In 2005 it was the infamous 302, temporary redirect page hijacking. That was supposedly fixed, according to Matt Cutts. Now there is a new interesting twist. Hijackers have found another exploitable hole in Google: the use of cgi proxies to hijack search engine rankings.
The problem is basically the same. Two URLs pointing to the same content. Google's duplicate content filters kick in and drop one of the URLs. They normally drop the page with the lower PageRank. That is Google's core problem. They need to find a better way to identify the original author of the page.
When someone blatantly copies your content and hosts it on their site, you can take the offending page down by sending a DMCA complaint to Google, et al. The problem with 302 redirects and cgi proxies is that there is no content being copied. They are simply tricking the search engine into believing there are multiple URLs hosting the same content.
What is a cgi proxy anyway? Glad you asked. I love explaining technical things 🙂
A cgi proxy is a type of proxy server that is accessible via URLs. Anonymizer.com is a well known example. Normal proxy servers are configured on your browser advanced options. I explained proxy servers briefly on another post.
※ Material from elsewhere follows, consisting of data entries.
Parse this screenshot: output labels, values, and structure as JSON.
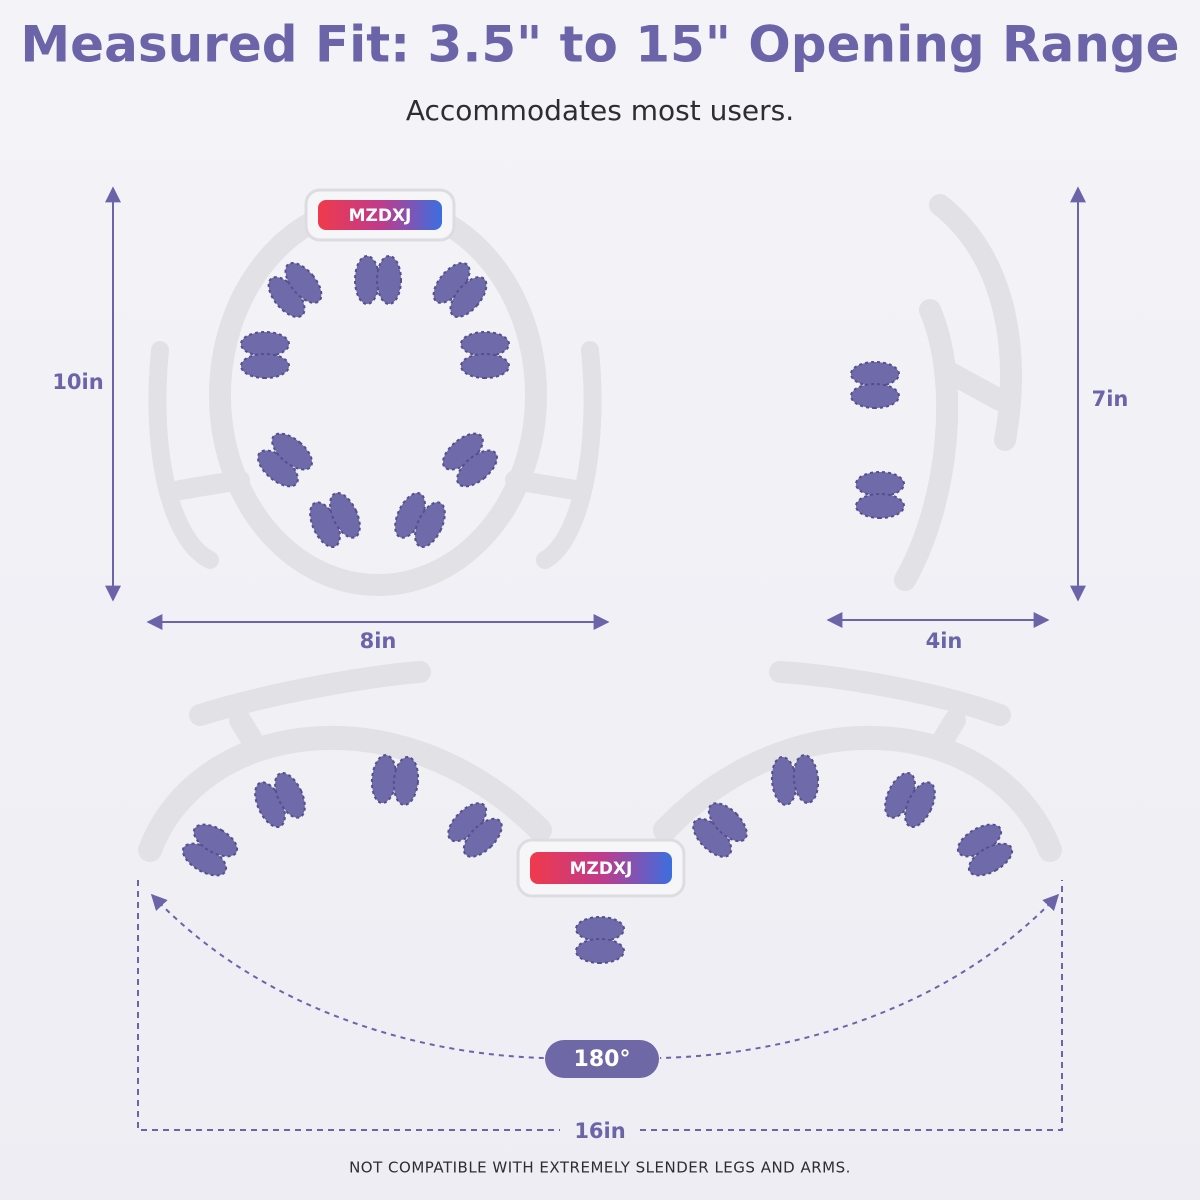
{
  "header": {
    "title": "Measured Fit: 3.5\" to 15\" Opening Range",
    "subtitle": "Accommodates most users."
  },
  "views": [
    {
      "brand": "MZDXJ",
      "height": "10in",
      "width": "8in"
    },
    {
      "height": "7in",
      "width": "4in"
    },
    {
      "brand": "MZDXJ",
      "angle": "180°",
      "width": "16in"
    }
  ],
  "footnote": "NOT COMPATIBLE WITH EXTREMELY SLENDER LEGS AND ARMS."
}
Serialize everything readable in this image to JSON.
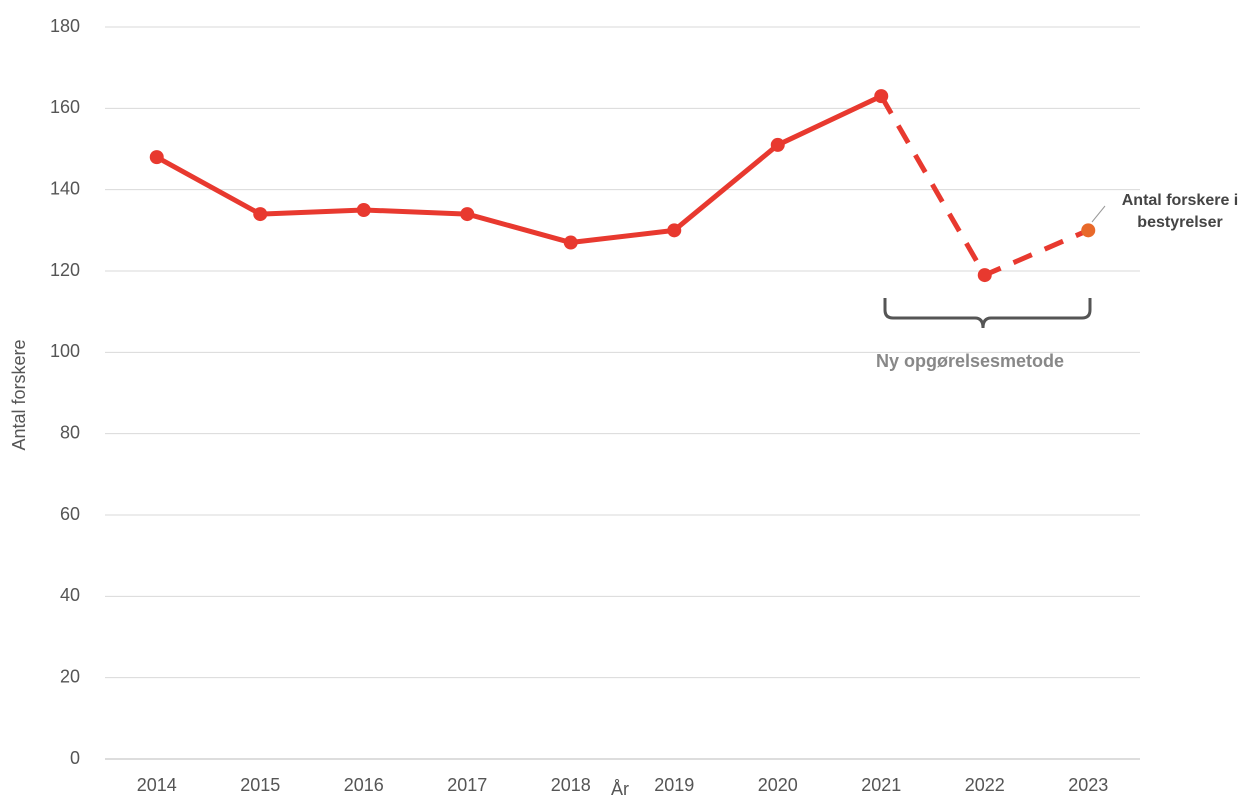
{
  "chart_data": {
    "type": "line",
    "x_label": "År",
    "y_label": "Antal forskere",
    "categories": [
      "2014",
      "2015",
      "2016",
      "2017",
      "2018",
      "2019",
      "2020",
      "2021",
      "2022",
      "2023"
    ],
    "series": [
      {
        "name": "Antal forskere i bestyrelser",
        "color": "#e8392f",
        "values": [
          148,
          134,
          135,
          134,
          127,
          130,
          151,
          163,
          119,
          130
        ]
      }
    ],
    "dashed_from_index": 7,
    "last_marker_color": "#e8692a",
    "annotation": "Ny opgørelsesmetode",
    "ylim": [
      0,
      180
    ],
    "yticks": [
      0,
      20,
      40,
      60,
      80,
      100,
      120,
      140,
      160,
      180
    ],
    "grid": true
  }
}
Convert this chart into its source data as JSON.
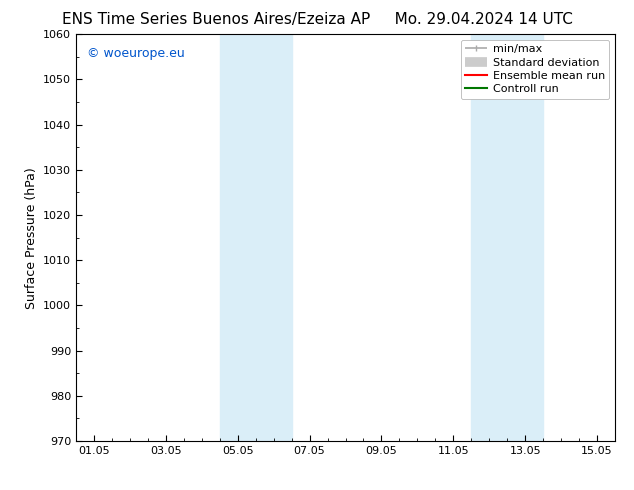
{
  "title_left": "ENS Time Series Buenos Aires/Ezeiza AP",
  "title_right": "Mo. 29.04.2024 14 UTC",
  "ylabel": "Surface Pressure (hPa)",
  "ylim": [
    970,
    1060
  ],
  "yticks": [
    970,
    980,
    990,
    1000,
    1010,
    1020,
    1030,
    1040,
    1050,
    1060
  ],
  "xtick_labels": [
    "01.05",
    "03.05",
    "05.05",
    "07.05",
    "09.05",
    "11.05",
    "13.05",
    "15.05"
  ],
  "xtick_positions": [
    0,
    2,
    4,
    6,
    8,
    10,
    12,
    14
  ],
  "xlim": [
    -0.5,
    14.5
  ],
  "shaded_bands": [
    {
      "x_start": 3.5,
      "x_end": 5.5
    },
    {
      "x_start": 10.5,
      "x_end": 12.5
    }
  ],
  "shade_color": "#daeef8",
  "background_color": "#ffffff",
  "watermark_text": "© woeurope.eu",
  "watermark_color": "#0055cc",
  "legend_items": [
    {
      "label": "min/max",
      "color": "#aaaaaa",
      "lw": 1.2
    },
    {
      "label": "Standard deviation",
      "color": "#cccccc",
      "lw": 7
    },
    {
      "label": "Ensemble mean run",
      "color": "#ff0000",
      "lw": 1.5
    },
    {
      "label": "Controll run",
      "color": "#007700",
      "lw": 1.5
    }
  ],
  "title_fontsize": 11,
  "ylabel_fontsize": 9,
  "tick_fontsize": 8,
  "watermark_fontsize": 9,
  "legend_fontsize": 8
}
I am sure most hijackers are using a very well known and public cgi proxy called CGIProxy by James Marshall. I have used it in the past (not for hijacking) and I can say that it is very easy to setup and use. The SSL and connection code is a little bit complex if you are not familiar with socket programming and encryption, but the fact that it is written in Perl makes a lot of things easy.
The cgi proxy in the hijacking context works like this:
Googlebot finds and fetches a proxied URL (http://cgiproxyserver/http/yoursite.com)
The CGI proxy script pulls the page from your site (http://yoursite.com )
The CGI script replaces all your internal links (http://yoursite.com/page1.htm to http://cgiproxyserver/http/yoursite.com/page1.htm ). This is to make your the search engine bot continues to request the pages from the cgy proxy.
The page Google is fetching via the cgi proxy is identical to the page on your site.
Duplicate content filters kick in and the rest is history
Should you care? If you don't mind losing your search engine rankings to a hijacker, there is nothing to worry about. If you do, please keep reading.
How can I prevent this from happening to me?
One solution that I've seen in the forums and that Google recommends is to verify the IP saying that it is Googlebot, actually is. Let me explain briefly the solution they propose as well as the drawbacks of such solution.
The solution is what is known as reverse-forward DNS check. Email severs have used this for a while to detect valid, non-spamming SMTP hosts.
The detection code does a reverse DNS lookup (IP(a) -> host(a)) , followed by a forward DNS lookup (host(a)->IP(b)). IP(a) and IP(b) must be the same and host name must include the robot's domain name (google.com). This is similar to the double-optin process to validate email leads in email marketing.
This is the best solution I could take from what I read on the forums. Unfortunately there is a problem.
Doing this for every single hit or new IP address to your site is not a good idea. The server would be down on its knees. The proposed solution recommends you identify the bots by user agent. Unfortunately that information is very easy to fake for the hijackers.
$USER_AGENT ~= s/Googlebot/Mozilla/ if $USER_AGENT == 'Googlebot';
The solution needs to be strengthened with IP address detection too. It is a little bit complicated but here is the main idea.
Collect all the hijacking proxy servers IPs by setting up honeypots or similar traps. I will talk about this in more detail in a later post.
Verify each IP against that database. For efficiency it is better to use a DNS server to maintain the IP database.
This is probably better to do on a public server with volunteers similar to email anti-spam efforts.
Happy anti-hijacking, as we wait for the ideal solution, which is for Google to fix it.